I'm using the nnet package in R to attempt to build an ANN to predict real estate prices for condos (personal project). I am new to this and don't have a math background so please bare with me.
I have input variables that are both binary and continuous. For example some binary variables which were originally yes/no were converted to 1/0 for the neural net. Other variables are continuous like Sqft
.
I have normalized all values to be on a 0-1 scale. Maybe Bedrooms
and Bathrooms
shouldn't be normalized since their range is only 0-4?
Do these mixed inputs present a problem for the ANN? I've gotten okay results, but upon closer examination the weights the ANN has chosen for certain variables don't seem to make sense. My code is below, any suggestions?
ANN <- nnet(Price ~ Sqft + Bedrooms + Bathrooms + Parking2 + Elevator +
Central.AC + Terrace + Washer.Dryer + Doorman + Exercise.Room +
New.York.View,data[1:700,], size=3, maxit=5000, linout=TRUE, decay=.0001)
UPDATE: Based on the comments below regarding breaking out the binary inputs into separate fields for each value class, my code now looks like:
ANN <- nnet(Price ~ Sqft + Studio + X1BR + X2BR + X3BR + X4BR + X1Bath
+ X2Bath + X3Bath + X4bath + Parking.Yes + Parking.No + Elevator.Yes + Elevator.No
+ Central.AC.Yes + Central.AC.No + Terrace.Yes + Terrace.No + Washer.Dryer.Yes
+ Washer.Dryer.No + Doorman.Yes + Doorman.No + Exercise.Room.Yes + Exercise.Room.No
+ New.York.View.Yes + New.York.View.No + Healtch.Club.Yes + Health.Club.No,
data[1:700,], size=12, maxit=50000, decay=.0001)

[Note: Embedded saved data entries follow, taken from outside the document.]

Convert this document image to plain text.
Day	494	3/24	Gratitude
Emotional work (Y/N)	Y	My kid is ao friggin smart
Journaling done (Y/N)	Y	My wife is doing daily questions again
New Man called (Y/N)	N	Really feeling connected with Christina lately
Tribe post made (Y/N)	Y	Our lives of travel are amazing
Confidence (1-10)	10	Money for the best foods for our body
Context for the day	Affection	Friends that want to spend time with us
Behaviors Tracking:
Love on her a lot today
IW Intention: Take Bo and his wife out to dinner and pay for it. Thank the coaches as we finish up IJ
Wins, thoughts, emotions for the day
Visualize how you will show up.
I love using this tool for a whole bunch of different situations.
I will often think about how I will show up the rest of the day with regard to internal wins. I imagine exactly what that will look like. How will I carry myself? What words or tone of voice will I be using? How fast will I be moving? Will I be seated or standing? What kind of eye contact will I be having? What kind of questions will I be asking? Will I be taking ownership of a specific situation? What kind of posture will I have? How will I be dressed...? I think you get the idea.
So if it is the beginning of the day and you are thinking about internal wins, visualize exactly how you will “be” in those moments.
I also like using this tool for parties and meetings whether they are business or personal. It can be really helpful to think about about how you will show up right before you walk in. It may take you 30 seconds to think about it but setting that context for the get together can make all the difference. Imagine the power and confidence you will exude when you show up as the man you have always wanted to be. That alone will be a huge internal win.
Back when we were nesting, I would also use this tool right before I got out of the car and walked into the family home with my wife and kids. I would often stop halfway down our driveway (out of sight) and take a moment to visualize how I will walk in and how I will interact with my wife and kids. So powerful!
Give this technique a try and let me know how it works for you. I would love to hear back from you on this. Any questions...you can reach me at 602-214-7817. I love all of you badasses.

The hidden nodes in the above code are 12, but I've tried a range of hidden nodes from 3 to 25 and all give worse results than the original parameters I had above in the original code posted. I've also tried it with linear output = true/false.
My guess is that I need to feed the data to nnet in a different way because it's not interpreting the binary input properly. Either that, or I need to give it different parameters.
Any ideas?